I've been depressed before, and in the midst of my depression, unable to get out of bed. The feeling isn't pleasant. Though not exactly paralysis, when that deeply depressed, it certainly does not feel like getting up and moving is a viable option at the time. There is a pain involved. Moving, thinking, or making any type of decision most definitely increases the pain in those severely depressed times. This past week following my birthday weekend WAS NOT a spell or bout of depression at all.
I VERY consciously chose to sleep and to remain in bed all week long following my birthday weekend. I would wake up to go to the bathroom or to eat and lay right back down with my eyes closed into the dream world.

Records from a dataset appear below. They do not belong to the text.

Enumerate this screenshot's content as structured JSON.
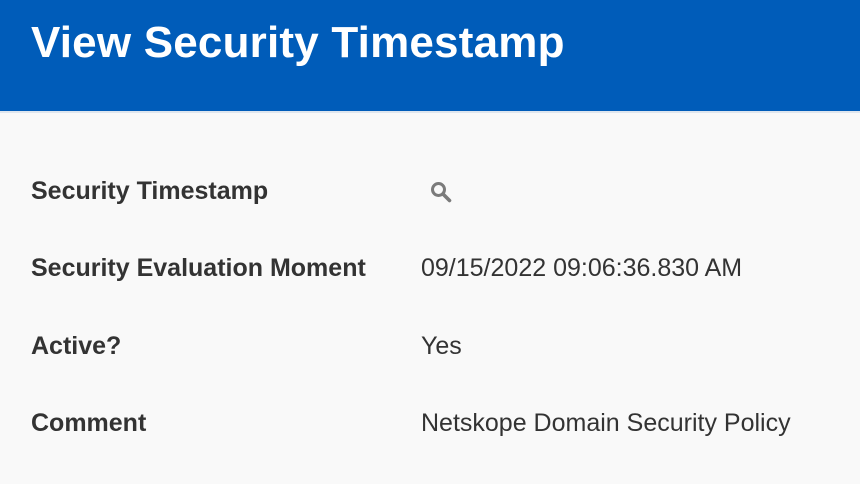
{
  "header": {
    "title": "View Security Timestamp",
    "background_color": "#005cb9"
  },
  "fields": [
    {
      "label": "Security Timestamp",
      "value": "",
      "icon": "search-icon"
    },
    {
      "label": "Security Evaluation Moment",
      "value": "09/15/2022 09:06:36.830 AM"
    },
    {
      "label": "Active?",
      "value": "Yes"
    },
    {
      "label": "Comment",
      "value": "Netskope Domain Security Policy"
    }
  ]
}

I slept so much that when I was awake, I would stand and have to take a few steps to get my balance, so dizzy from not being awake. (Haha, or one might make the joke that consciousness is a dizzying experience) I didn't talk on the phone unless absolutely necessary and even lapsed with text.

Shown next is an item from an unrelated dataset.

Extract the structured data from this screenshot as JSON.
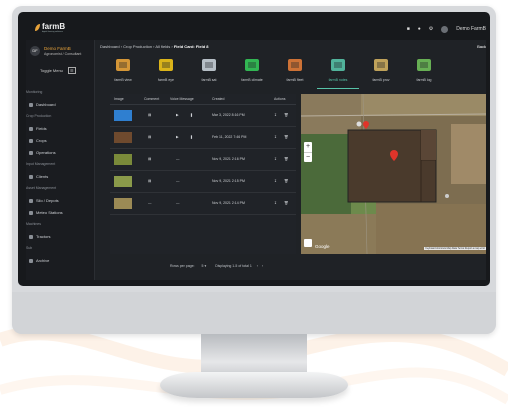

I've never felt at such an impasse before when it comes to the people in my life and the importance that I place on them. I don't know that I've ever been this far off the mark; knowing what importance I play in their lives. In the past, I've certainly felt disappointment from missed engagements on my part or their part; I've felt the thinning of time when life's "successes" have pulled someone into a job, relationship or out of the loop entirely; and most definitely I know the simplicity of just growing in different directions. I don't know this feeling I have that is detachment, to such a degree, that I have begun withdrawing any emotions from being shared that would allow me to feel as blatantly ass-raped as I felt last weekend.

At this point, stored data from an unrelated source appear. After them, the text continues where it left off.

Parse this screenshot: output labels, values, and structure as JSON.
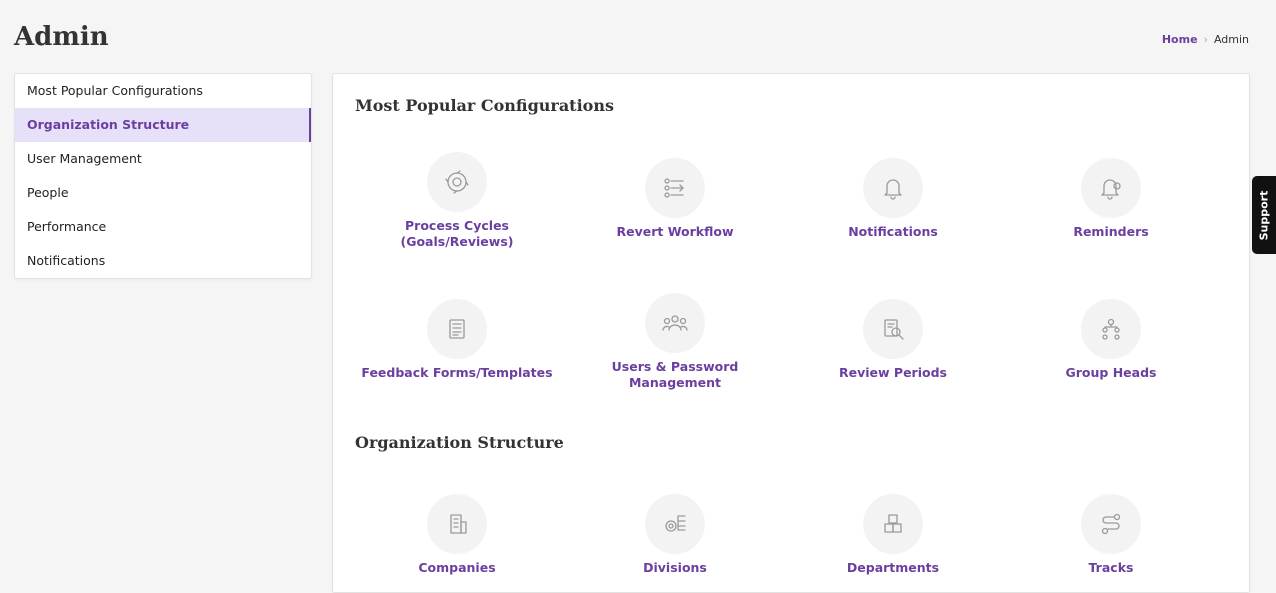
{
  "page": {
    "title": "Admin"
  },
  "breadcrumb": {
    "home": "Home",
    "current": "Admin"
  },
  "sidebar": {
    "items": [
      {
        "label": "Most Popular Configurations"
      },
      {
        "label": "Organization Structure",
        "active": true
      },
      {
        "label": "User Management"
      },
      {
        "label": "People"
      },
      {
        "label": "Performance"
      },
      {
        "label": "Notifications"
      }
    ]
  },
  "sections": {
    "popular": {
      "title": "Most Popular Configurations",
      "tiles": [
        {
          "label_line1": "Process Cycles",
          "label_line2": "(Goals/Reviews)",
          "icon": "cycle-icon"
        },
        {
          "label_line1": "Revert Workflow",
          "icon": "workflow-icon"
        },
        {
          "label_line1": "Notifications",
          "icon": "bell-icon"
        },
        {
          "label_line1": "Reminders",
          "icon": "reminder-bell-icon"
        },
        {
          "label_line1": "Feedback Forms/Templates",
          "icon": "form-template-icon"
        },
        {
          "label_line1": "Users & Password",
          "label_line2": "Management",
          "icon": "users-icon"
        },
        {
          "label_line1": "Review Periods",
          "icon": "review-search-icon"
        },
        {
          "label_line1": "Group Heads",
          "icon": "hierarchy-icon"
        }
      ]
    },
    "org": {
      "title": "Organization Structure",
      "tiles": [
        {
          "label_line1": "Companies",
          "icon": "building-icon"
        },
        {
          "label_line1": "Divisions",
          "icon": "gear-list-icon"
        },
        {
          "label_line1": "Departments",
          "icon": "cubes-icon"
        },
        {
          "label_line1": "Tracks",
          "icon": "track-path-icon"
        }
      ]
    }
  },
  "support": {
    "label": "Support"
  },
  "colors": {
    "accent": "#6b3fa0",
    "active_bg": "#e6e1f9",
    "icon_bg": "#f3f3f3"
  }
}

All this on the eve of my niece's 1st birthday celebration; where I will swoop in, be all sorts of smiles and champion the sunshine to brighten the day as much as possible in this Winter Weather, haha. I will be Uncle Jeremy, seldom seen in Riley's 1st year, but remaining part of the Swiss when it comes to these delicate family matters. I will write a poem for this girl who will not understand it or read it for years to come because I know she will already want for nothing in material things and it will be her heart & soul that I should like to be known to and remain friends with years & years from now when she looks back to the photos of this 1st bday and is told what a day it was because she will have no memory of it herself. ((Early Childhood Psychology 101---the brain simply doesn't for long term memory until later)). It's important to give her love, for the dresses, toys and other gifts will not last as long as love will.